Le président yéménite Ali Abdallah Saleh a offert jeudi d'abandonner ses pouvoirs exécutifs avant la fin de l'année mais cette nouvelle concession a été rejetée par l'opposition qui exige son départ.

Le président, au pouvoir depuis 32 ans dans ce pays pauvre de la péninsule arabique, est la cible d'une contestation populaire depuis la fin janvier qui a déjà fait une trentaine de tués.

Des violences cette semaine ont fait au moins trois morts, et Washington s'est dit mercredi «profondément préoccupé», appelant «les forces de sécurité, tout comme les manifestants, à montrer de la retenue».

Dans un discours jeudi à Sanaa devant des milliers de ses partisans, le président devenu un allié important des États-Unis dans la lutte contre Al-Qaïda a proposé la formation d'un gouvernement fort mais soumis au Parlement.

Il a proposé la rédaction d'une nouvelle Constitution qui devrait être approuvée par referendum d'ici fin 2011 et établirait une division claire des pouvoirs exécutifs et législatifs.

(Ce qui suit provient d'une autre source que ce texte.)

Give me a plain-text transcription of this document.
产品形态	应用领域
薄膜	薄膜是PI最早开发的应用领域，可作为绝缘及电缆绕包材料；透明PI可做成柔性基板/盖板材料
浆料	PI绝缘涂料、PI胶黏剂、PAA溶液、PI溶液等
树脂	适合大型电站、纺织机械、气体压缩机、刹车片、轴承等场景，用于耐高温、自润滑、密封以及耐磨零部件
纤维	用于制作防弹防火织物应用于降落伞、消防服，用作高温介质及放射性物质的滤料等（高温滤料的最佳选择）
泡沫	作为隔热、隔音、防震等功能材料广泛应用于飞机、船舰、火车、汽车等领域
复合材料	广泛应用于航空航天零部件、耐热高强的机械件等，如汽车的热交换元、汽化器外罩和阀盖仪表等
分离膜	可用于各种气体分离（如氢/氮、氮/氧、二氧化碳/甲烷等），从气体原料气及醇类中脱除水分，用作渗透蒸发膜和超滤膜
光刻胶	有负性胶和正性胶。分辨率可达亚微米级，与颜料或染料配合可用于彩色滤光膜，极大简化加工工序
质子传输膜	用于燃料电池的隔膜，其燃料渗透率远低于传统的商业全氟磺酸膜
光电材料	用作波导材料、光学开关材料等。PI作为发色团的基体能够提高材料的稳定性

Selon lui, cette Constitution viserait à «instaurer un régime parlementaire, donnant tous les pouvoirs exécutifs à un gouvernement élu par le Parlement fin 2011 ou début 2012», dans ce pays de 24 millions d'habitants.

Le président, qui a vu ses appuis politiques dans les tribus et au sein de son propre parti se réduire, a assuré qu'il voulait éviter «la sédition», alors que son autorité est remise en cause à Sanaa et dans le reste du pays par des manifestations quotidiennes.

Le Yémen est un pays très traditionnel où les clans jouent un rôle majeur et dont l'unité réalisée en 1990 avec la réunion du nord tribal et du sud marxiste est encore fragile. Il occupe une position stratégique dans le sud de la péninsule arabique, entre la Mer Rouge et l'Océan Indien.

L'opposition parlementaire a immédiatement rejeté l'initiative du président Saleh. «Elle est dépassée», a déclaré à l'AFP Mohammad al-Sabri, le porte-parole de l'opposition. «Elle constitue l'acte de décès du régime politique dont les manifestants réclament la fin», a-t-il ajouté.

Dans son offre, le président a indiqué qu'il voulait charger le Parlement, le conseil consultatif et des personnalités d'élaborer la nouvelle loi fondamentale envisagée.

Il s'est également engagé à «continuer de protéger» les manifestants, qu'ils soient pour ou contre son régime.

M. Saleh a aussi promis une plus grande décentralisation dans un pays où les Sudistes réclament l'indépendance, voire l'autonomie, alors que des rebelles dans le Nord se plaignent de discrimination.

M. Saleh, dont le mandat s'achève en 2013, a anticipé dans son discours la réponse négative de l'opposition à son initiative.

La semaine dernière, il avait lui-même rejeté un plan de sortie de crise proposé par l'opposition prévoyant son départ avant la fin de l'année, et l'opposition avait appelé à intensifier la contestation populaire et à évincer le président.

Mercredi, Mark Toner, un porte-parole du département d'État américain a déclaré: «Nous restons profondément préoccupés devant la poursuite de la violence au Yémen, et nous continuons à appeler les forces de sécurité, tout comme les manifestants, à montrer de la retenue et à s'abstenir de violence».

Pour les États-Unis, qui apportent un soutien militaire important au Yémen, l'instabilité dans ce pays est une source d'inquiétude.

Le Yémen contrôle la rive septentrionale d'un des détroits les plus stratégiques du monde, celui de Bab el Mandeb, entre la péninsule arabique et la Corne de l'Afrique. Il a également une frontière de 1500 km avec l'Arabie Saoudite, qui redoute que son voisin ne devienne un havre pour les émules d'Oussama ben Laden, ennemi juré du pouvoir de Ryad.